Glossary / Code & Repos

Pull Request

A proposed change that waits for review before it becomes part of the main work.

Updated July 2, 2026

Developers shorten it to PR. The point is to keep any single change from silently becoming everyone’s default before someone looks at it.

Think about editing a shared company handbook. You don’t want everyone changing the official version on a whim. You want them to propose the change, show what changed, let someone review it, then decide whether it belongs. A PR is that proposal, and it isn’t only for engineers. It started in code, but the idea is bigger: do the work on a copy, show the change, review it, merge it if it’s good.

How it shows up

In GitHub, a PR starts from a branch holding the proposed work and shows the difference from the main version, so reviewers can comment, request changes, approve, or block.

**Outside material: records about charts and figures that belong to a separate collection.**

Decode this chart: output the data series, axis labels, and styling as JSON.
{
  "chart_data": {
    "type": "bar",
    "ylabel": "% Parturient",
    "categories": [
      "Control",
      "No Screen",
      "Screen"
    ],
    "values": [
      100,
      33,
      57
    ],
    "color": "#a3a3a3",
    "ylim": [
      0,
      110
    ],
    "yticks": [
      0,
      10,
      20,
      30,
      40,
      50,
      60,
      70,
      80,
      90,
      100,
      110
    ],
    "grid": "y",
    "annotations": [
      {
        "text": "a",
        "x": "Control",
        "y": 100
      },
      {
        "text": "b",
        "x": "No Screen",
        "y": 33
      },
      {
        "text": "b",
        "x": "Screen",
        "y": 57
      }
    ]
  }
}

We use the same idea for shared skills: if one person changes a skill the whole team uses, it shouldn’t silently become everyone’s default. A PR creates a review point, and if there’s a conflict you catch it before the change ships. That matters because shared agent instructions compound; a bad update can repeat across clients. A PR can include checks: tests, a cross-model review where Codex reviews Claude or the reverse, and a human asking “is this the change we meant?” Sometimes it hits a merge conflict, where two changes touched the same area in ways Git can’t combine. The point is that the conflict becomes visible before the official version changes.

Why you care

Pull requests turn shared change into a visible review step. That’s how teams move quickly without letting one quiet mistake become the new standard. A PR is the pause before shared work becomes official.